Jim Carter of Downton Abbey fame at the British Library
A fascinating resource for the history of Roman Britain is the Ecclesiastical History of the English People, completed by the Anglo-Saxon monk Bede in 731. Although Bede was a scholar with many strings to his bow, the Ecclesiastical History is undoubtedly his most famous work, earning him the unofficial title the ‘Father of English History’. Bede’s Ecclesiastical History is written in five books, beginning with an account of Roman Britain and ending with a summary of events in Bede’s own day.
Late 12th-century image of a scribe, possibly representing Bede himself, from the Lives of St Cuthbert, Durham, 4th quarter of the 12th century: Yates Thompson MS 26, f. 2r
During his visit to the British Library, Jim was able to view one of the earliest surviving copies of Bede’s Ecclesiastical History. This manuscript was copied in the first half of the 9th century in a southern English scriptorium, most likely Canterbury. The manuscript features a distinct style of insular interlace decoration, cleverly interwoven with the heads of small beasts, which is used to write the first letter of each of the five books in Bede’s narrative. This wonderfully decorated letter ‘B’ begins the opening passage of the whole text, Brittania Oceani insula ('Britain, an island of the Ocean').
The beginning of Book I of Bede’s Ecclesiastical History: Cotton MS Tiberius C II, f. 5v
The first book of the Ecclesiastical History begins with the arrival of Julius Caesar, and charts the successes and failures of the Roman campaigns in Britain. Bede vividly described the advancement of Caesar’s cavalry as they marched north. Upon reaching the River Thames, they encountered the sharp, wooden defensive stakes which the native Britons had laid into the riverbank. According to Bede, traces of these stakes were still visible in his own day, and he compared them to the thickness of a man’s thigh.

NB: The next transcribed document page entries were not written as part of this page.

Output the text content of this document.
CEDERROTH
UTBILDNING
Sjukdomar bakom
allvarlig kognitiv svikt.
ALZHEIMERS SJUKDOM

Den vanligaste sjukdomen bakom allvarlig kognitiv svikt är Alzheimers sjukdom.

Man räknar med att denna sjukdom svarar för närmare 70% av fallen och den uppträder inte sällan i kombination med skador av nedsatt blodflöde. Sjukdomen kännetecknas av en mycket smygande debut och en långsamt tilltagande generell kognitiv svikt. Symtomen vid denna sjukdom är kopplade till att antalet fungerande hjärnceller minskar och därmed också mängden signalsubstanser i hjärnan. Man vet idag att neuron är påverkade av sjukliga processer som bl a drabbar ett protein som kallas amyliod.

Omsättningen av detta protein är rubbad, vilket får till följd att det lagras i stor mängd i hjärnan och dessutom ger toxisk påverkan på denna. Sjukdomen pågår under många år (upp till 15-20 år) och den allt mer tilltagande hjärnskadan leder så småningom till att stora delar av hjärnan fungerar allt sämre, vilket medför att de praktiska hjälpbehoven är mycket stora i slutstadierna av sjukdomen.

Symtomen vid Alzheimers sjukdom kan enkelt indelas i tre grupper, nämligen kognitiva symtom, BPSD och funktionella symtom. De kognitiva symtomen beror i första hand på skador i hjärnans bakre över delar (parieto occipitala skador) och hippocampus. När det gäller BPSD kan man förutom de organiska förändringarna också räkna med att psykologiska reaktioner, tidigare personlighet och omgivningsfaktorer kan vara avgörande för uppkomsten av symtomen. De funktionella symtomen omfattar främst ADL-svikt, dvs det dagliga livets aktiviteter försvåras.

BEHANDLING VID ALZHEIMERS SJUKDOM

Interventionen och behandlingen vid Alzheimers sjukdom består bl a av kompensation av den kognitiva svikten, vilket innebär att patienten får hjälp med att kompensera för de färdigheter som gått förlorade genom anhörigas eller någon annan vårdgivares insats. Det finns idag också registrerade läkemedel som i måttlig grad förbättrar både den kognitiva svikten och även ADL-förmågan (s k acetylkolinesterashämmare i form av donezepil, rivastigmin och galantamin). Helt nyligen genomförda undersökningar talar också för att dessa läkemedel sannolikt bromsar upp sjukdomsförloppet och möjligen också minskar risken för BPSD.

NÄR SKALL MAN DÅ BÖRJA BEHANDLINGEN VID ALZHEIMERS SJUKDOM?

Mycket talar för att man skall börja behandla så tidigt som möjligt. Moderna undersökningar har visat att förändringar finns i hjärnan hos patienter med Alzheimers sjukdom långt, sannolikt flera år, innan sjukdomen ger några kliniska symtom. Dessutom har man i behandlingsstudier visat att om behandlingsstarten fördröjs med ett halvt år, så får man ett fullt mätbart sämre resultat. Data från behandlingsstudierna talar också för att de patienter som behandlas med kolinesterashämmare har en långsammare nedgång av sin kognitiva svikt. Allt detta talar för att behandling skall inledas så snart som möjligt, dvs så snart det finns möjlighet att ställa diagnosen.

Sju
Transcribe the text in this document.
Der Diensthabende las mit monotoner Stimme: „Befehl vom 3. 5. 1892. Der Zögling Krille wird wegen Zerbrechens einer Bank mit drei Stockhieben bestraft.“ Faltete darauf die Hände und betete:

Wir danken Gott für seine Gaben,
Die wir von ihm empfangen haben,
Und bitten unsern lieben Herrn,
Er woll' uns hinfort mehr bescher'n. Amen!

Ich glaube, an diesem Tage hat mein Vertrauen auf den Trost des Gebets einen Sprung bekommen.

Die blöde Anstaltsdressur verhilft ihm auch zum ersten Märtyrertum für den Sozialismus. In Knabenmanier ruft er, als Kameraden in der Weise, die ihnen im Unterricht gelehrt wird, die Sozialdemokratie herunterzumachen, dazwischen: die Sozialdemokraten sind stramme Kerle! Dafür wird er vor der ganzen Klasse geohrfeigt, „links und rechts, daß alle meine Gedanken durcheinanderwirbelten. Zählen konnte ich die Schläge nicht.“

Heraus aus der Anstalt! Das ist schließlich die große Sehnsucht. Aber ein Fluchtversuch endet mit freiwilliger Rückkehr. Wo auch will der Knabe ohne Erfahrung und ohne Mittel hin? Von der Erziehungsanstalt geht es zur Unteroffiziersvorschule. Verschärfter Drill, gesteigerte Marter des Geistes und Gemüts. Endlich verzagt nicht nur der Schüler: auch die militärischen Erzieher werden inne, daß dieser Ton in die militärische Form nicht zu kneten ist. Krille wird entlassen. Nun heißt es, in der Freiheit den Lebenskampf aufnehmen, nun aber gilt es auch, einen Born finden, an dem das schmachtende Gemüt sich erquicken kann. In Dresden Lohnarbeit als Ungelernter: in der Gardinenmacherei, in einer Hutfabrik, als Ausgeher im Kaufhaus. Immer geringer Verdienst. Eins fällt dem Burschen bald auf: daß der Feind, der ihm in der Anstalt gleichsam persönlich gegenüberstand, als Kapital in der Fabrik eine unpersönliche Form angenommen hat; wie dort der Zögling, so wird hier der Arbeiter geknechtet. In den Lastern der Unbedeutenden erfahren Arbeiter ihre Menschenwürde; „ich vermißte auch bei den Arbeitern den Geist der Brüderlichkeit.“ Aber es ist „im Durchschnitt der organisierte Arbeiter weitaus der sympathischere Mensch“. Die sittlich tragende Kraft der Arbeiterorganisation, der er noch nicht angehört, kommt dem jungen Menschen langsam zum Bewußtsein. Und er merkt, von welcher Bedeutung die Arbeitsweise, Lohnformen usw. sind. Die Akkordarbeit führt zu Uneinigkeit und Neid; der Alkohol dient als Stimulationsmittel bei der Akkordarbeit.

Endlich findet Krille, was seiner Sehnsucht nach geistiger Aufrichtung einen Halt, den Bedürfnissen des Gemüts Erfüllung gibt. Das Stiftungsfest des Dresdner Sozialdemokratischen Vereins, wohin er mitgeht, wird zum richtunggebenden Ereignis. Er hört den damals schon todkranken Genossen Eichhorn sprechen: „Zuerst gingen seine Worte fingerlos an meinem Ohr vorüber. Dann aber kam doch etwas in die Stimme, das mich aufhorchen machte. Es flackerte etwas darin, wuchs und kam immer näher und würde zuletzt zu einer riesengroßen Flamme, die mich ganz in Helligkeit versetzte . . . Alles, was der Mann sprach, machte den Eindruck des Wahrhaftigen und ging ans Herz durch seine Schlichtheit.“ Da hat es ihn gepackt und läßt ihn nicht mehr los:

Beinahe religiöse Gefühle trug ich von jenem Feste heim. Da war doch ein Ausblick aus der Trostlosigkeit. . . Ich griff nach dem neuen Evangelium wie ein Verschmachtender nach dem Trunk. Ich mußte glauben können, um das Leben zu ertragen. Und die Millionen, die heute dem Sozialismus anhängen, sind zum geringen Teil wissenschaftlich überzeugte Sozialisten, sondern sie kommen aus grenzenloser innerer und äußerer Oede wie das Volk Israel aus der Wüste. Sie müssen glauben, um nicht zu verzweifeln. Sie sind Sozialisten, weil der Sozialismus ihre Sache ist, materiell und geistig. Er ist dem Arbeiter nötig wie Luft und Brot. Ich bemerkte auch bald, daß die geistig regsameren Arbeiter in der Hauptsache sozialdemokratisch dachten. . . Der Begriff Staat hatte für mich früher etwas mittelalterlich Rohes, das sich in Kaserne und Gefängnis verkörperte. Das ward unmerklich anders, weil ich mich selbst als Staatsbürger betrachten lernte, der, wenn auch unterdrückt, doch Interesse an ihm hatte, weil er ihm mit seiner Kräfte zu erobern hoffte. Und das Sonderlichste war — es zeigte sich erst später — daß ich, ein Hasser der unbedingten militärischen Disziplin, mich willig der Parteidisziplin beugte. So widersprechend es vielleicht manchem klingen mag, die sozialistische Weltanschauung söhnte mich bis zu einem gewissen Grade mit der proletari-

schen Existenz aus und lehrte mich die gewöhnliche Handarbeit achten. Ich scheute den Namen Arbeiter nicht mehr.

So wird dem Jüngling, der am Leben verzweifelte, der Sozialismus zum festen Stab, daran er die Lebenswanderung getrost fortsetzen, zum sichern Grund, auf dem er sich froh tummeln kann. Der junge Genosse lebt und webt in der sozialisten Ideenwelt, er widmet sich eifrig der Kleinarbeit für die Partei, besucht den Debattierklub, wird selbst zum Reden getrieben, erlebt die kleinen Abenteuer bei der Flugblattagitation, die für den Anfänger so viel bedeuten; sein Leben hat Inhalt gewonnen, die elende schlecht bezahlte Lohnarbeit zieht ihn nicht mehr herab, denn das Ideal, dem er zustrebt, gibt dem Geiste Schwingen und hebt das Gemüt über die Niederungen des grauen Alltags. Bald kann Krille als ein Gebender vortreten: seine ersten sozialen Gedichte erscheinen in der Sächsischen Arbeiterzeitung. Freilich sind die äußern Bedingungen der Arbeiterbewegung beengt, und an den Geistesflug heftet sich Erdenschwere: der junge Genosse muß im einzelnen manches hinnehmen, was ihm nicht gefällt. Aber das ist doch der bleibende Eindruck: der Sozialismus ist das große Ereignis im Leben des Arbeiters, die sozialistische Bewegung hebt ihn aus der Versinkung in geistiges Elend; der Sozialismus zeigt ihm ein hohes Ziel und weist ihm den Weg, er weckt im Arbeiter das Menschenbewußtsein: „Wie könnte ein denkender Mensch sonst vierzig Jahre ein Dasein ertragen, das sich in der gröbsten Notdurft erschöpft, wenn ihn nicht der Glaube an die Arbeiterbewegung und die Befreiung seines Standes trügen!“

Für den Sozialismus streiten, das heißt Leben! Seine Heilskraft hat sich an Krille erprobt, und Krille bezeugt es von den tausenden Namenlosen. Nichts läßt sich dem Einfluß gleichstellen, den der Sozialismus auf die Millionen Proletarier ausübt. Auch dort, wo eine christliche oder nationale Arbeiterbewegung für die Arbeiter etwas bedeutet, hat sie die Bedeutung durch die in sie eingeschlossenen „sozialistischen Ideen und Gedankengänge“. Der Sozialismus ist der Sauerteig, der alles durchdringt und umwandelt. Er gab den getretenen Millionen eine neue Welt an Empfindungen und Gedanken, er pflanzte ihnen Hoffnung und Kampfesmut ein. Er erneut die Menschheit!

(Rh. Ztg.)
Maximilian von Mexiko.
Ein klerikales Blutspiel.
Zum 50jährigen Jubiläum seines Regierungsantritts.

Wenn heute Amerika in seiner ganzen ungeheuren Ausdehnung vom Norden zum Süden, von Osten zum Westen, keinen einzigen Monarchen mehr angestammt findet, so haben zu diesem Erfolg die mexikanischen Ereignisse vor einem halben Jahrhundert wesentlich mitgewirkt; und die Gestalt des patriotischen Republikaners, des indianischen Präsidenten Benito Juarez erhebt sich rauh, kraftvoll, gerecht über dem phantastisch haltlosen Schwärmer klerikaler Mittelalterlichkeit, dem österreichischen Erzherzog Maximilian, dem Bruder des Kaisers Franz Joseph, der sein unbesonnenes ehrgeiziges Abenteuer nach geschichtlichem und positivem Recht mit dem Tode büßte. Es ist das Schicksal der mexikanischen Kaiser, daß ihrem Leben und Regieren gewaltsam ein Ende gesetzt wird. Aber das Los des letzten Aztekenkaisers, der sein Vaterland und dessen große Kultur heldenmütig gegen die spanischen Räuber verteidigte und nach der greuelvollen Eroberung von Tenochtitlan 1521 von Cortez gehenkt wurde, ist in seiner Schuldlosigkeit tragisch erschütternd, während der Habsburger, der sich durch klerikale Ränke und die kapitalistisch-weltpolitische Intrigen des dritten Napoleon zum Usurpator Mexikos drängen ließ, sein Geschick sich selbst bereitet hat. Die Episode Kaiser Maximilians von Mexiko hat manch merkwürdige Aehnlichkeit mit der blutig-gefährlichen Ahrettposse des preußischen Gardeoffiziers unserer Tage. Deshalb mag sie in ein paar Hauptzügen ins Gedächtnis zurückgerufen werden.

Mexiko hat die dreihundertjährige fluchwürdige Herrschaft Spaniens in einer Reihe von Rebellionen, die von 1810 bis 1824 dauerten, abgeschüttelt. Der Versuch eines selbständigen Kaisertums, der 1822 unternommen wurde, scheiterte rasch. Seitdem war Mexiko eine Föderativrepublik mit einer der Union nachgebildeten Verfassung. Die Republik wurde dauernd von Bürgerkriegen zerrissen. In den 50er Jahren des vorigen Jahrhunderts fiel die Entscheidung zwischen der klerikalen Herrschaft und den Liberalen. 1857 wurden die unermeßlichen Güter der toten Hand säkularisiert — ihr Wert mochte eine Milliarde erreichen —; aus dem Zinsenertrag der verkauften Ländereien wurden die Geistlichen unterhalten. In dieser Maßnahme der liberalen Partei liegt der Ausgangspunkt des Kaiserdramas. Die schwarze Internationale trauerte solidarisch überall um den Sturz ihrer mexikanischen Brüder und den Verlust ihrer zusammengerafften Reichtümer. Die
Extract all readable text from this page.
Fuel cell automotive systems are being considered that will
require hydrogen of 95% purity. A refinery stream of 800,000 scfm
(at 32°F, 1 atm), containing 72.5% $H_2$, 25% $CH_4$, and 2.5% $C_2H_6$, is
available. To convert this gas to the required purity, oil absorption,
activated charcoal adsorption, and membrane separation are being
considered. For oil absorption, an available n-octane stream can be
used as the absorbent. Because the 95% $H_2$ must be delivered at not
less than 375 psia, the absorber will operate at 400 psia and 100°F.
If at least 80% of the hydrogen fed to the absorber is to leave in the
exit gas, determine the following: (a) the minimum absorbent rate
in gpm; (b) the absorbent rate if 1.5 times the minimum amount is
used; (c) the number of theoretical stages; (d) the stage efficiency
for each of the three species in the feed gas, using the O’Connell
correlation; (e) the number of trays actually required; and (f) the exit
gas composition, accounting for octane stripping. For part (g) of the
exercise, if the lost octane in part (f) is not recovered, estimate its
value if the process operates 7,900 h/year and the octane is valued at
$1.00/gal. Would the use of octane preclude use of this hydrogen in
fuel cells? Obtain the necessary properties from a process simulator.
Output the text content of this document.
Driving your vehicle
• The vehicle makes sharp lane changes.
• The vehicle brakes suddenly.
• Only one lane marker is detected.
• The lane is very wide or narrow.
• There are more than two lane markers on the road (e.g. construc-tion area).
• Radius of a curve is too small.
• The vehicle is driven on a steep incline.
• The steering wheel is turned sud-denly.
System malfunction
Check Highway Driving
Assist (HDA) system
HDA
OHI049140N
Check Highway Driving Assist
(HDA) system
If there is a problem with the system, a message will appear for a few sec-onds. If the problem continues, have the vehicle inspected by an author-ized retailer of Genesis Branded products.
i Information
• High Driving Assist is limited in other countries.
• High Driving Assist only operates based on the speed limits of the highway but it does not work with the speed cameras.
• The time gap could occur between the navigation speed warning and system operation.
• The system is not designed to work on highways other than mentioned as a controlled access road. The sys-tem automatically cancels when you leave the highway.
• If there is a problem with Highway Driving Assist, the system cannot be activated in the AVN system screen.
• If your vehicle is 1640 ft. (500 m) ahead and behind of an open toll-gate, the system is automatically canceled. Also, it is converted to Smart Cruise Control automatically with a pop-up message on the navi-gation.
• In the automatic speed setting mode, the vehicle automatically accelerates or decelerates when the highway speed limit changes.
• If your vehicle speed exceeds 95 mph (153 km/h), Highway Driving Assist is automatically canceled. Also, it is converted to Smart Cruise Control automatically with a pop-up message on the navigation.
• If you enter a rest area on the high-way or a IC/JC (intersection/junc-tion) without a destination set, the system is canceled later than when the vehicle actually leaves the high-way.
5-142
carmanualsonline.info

Bede also described the construction of Hadrian’s Wall. Bede stated that the Wall was 8 feet wide and 12 feet high, and marvelled that it, too, was still standing in his own day. Bede’s knowledge may have been drawn from first-hand observation, since he was writing from his monastery at Wearmouth-Jarrow, located a few miles from the Wall itself. The two Roman walls in the north of Britain would later be depicted in the map of Britain produced by Matthew Paris in the 13th century.
Matthew Paris’ map of Britain: Cotton MS Claudius D VI/1, f. 12v
When speaking of his visit to the British Library, Jim was amazed by what he had learned from the venerable Bede. This lavishly decorated copy of Bede’s Ecclesiastical History will be on display in the Library's forthcoming Anglo-Saxon Kingdoms exhibition. Visitors may be able to discover, just as Jim did, what Bede and this splendid manuscript can reveal about the early history of Britain. The Anglo-Saxon Kingdoms exhibition runs from 19 October 2018 to 19 February 2019.